The Gift of Citizenship

As he approached the microphone at the inauguration of John F. Kennedy on January 20 1961, the poet Robert Frost, then 86 years old, was unable to read the poem he had prepared for the occasion because of the glare of the sun off the snow. Thinking quickly, he chose to recite a poem he had written twenty years earlier called ‘The Gift Outright’, which, though overshadowed by John’s own speech telling his countrymen to ask what they could do for their country, has since moved on into the vast myth-making plains of American identity. It begins, ‘The land was ours before we were the land’s…’ and celebrates American independence as a surrendering to the land, rather than an overthrowing of oppressors; a choosing of a destiny already dictated by geography and necessity. A land of immigrants can forge its own identity, because it is a matter of participation rather than natural right; not of what your country can do for you, but what you can do for your country.

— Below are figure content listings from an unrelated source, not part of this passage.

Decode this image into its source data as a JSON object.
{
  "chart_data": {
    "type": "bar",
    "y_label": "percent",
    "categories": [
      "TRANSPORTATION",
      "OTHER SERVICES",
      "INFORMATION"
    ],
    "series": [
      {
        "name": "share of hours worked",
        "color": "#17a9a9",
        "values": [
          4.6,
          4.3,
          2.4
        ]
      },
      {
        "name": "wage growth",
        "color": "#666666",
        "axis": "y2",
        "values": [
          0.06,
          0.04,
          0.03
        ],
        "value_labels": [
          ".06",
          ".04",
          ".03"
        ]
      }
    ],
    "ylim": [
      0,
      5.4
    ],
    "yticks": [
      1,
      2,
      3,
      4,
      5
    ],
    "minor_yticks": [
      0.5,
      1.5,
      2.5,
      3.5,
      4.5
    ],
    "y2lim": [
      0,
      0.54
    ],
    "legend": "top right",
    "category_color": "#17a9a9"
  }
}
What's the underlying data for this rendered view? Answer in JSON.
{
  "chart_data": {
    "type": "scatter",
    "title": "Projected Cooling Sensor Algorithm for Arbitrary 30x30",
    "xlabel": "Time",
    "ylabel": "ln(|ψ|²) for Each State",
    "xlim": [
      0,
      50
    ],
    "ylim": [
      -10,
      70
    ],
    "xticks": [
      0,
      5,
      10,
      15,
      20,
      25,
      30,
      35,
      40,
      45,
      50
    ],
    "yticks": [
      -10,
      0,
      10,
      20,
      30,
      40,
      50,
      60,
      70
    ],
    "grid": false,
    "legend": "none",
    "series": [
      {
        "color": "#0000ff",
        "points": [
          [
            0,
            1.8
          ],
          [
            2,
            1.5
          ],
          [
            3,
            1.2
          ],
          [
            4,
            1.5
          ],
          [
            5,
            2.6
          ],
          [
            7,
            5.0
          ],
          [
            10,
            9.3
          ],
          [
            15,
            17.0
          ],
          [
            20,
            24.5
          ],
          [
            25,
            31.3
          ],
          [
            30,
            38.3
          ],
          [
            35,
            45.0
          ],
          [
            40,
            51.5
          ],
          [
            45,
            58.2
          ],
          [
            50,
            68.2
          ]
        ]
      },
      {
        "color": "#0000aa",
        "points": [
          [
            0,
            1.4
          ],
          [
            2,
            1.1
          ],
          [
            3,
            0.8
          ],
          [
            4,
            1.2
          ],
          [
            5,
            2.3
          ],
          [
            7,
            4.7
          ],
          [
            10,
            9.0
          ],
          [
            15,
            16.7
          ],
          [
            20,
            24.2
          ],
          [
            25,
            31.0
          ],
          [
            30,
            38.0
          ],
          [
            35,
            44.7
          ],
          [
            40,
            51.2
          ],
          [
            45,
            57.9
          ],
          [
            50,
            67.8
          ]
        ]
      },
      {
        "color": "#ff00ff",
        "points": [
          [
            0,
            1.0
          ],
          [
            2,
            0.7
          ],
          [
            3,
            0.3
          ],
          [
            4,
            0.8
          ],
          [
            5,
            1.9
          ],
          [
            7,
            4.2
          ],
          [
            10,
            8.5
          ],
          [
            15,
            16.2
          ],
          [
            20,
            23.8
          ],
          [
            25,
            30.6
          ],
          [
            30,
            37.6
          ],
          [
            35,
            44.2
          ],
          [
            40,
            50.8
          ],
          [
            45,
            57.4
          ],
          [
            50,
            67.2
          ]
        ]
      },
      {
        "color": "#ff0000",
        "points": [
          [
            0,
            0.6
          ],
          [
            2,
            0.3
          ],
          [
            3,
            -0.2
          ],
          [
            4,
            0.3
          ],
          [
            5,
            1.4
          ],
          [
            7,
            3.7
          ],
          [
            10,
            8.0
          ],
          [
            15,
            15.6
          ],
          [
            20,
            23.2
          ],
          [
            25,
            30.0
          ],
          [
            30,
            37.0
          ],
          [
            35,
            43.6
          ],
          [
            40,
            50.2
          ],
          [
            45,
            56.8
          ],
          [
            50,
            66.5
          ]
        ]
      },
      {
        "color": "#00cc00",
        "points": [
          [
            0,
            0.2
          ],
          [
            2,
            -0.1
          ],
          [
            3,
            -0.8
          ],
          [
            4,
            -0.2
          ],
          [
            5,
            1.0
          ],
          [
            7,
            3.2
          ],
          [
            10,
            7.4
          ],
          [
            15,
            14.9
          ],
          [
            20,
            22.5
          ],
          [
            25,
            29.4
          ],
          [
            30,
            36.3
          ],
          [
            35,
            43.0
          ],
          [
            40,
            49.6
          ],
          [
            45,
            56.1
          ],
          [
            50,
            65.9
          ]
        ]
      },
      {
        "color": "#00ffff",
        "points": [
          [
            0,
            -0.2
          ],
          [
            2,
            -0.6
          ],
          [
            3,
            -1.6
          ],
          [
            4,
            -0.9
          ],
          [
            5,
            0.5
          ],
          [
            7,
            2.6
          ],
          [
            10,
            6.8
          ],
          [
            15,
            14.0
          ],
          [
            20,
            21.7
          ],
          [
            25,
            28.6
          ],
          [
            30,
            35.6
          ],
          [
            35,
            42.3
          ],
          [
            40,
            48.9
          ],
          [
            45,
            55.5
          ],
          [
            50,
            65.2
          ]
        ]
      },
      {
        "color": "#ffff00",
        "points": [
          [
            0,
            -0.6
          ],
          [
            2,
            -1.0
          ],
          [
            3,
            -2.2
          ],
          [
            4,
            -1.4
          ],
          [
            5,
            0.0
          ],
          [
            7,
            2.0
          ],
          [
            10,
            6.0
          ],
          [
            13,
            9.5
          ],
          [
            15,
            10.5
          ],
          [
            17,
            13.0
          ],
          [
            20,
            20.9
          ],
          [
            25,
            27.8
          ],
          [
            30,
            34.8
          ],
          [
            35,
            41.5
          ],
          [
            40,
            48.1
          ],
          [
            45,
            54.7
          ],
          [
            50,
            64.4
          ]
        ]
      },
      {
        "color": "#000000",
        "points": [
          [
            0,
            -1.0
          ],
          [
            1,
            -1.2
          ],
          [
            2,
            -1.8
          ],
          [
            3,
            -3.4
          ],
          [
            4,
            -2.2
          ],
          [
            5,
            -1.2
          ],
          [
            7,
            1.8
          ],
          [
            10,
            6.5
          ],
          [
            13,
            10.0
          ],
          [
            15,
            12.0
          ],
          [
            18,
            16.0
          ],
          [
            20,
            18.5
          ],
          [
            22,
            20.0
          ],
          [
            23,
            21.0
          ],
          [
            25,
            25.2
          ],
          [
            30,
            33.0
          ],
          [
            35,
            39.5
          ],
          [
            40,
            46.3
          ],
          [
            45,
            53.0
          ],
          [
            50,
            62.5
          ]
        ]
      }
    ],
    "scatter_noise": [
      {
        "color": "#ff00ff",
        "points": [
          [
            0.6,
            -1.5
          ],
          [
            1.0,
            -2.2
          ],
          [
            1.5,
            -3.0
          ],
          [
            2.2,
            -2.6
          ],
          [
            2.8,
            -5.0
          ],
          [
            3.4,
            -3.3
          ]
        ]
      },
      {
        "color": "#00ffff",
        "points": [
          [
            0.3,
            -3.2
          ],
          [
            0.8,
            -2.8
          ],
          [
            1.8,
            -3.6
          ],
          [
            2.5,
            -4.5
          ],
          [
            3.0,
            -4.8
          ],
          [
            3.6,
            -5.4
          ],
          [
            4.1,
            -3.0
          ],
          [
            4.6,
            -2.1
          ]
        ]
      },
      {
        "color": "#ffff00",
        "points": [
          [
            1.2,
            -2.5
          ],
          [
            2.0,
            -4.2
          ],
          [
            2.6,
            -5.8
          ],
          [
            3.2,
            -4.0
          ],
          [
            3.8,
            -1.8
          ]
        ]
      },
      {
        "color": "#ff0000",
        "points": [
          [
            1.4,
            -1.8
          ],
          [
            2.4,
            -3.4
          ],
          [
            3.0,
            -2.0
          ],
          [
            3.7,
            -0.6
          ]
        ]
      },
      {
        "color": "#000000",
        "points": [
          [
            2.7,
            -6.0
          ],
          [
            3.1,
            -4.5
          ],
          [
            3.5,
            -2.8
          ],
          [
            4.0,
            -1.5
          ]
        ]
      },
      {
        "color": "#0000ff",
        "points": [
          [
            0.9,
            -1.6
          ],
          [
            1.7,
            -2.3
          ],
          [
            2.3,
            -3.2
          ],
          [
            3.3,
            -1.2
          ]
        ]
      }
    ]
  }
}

According to the Home Office website, there are two ways of becoming a British citizen. One is registration (basically for British overseas territories citizens and, in certain circumstances, the ‘stateless’), the other naturalisation. Naturalisation requires living here for five years, being over 18, sufficient knowledge of English, being of good character and not being of unsound mind. David Blunkett’s citizenship test has yet to materialise, other than in Liverpool and only in prototype form, attracting what The Sunday Express described as ‘outrage’ by its organisers’ refusal to allow new citizens to graduate to The Beatles; apparently only Elgar or Vaughan Williams will do. Outraged Liverpool MP Peter Kilfoyle said, ‘They are imposing high culture on others’.

Recently I went to a friend’s citizenship ‘ceremony’; it was depressingly bureaucratic affair, conducted in the sterile environment of a solicitor’s office. The lawyer was a nervous, pale sort who sheepishly asked my friend, Catarina, if she wanted to swear on the Bible (you can take the oath with or without) and could not mention the Queen without giggling. The oath itself is couched in somewhat uninspiring legalese: ‘I (insert your name here) swear by Almighty God that on becoming a British citizen I will be faithful and bear true allegiance to Her Majesty Queen Elizabeth II, her heirs and successors, according to law.’ He then told her that would be five pounds, please. No fur or ermine, no questions on the efficacy of the longbow at Agincourt or the origin of Walford’s unfortunate Slater sisters and no Elgar, no Vaughan Williams. Catarina, a Brazilian, has lived here for six years, was married to an Englishman for two of them, and intends to return to Brazil in another couple of years.

I am not suggesting that a decent soundtrack to the taking of an oath would make her stay, but a recognition that a nationality is a significant part of a personal identity is no bad idea. In the process of learning what you are, learning where you are is not entirely irrelevant. Citizenship is more than a matter of bureaucracy, just as an individual is more than an economic unit, as both Marxists and Coalition forces in Iraq would do well to realise. However, the primary test of citizenship should be language. All our history and culture is encoded in language, and it binds individuals of whatever background to the area they live in far more surely than some fragments of knowledge. And the borders of language are more porous even than those of the nation state. English is a language with a comparatively massive vocabulary and a flexible grammar, open to change and innovation. New users can and do shape it according to their whim, for it allows both a unique personal identity and a collective consciousness.

In conclusion: David Blunkett, ditch the citizenship test, bring on the TEFL teachers, and sex up the ceremony.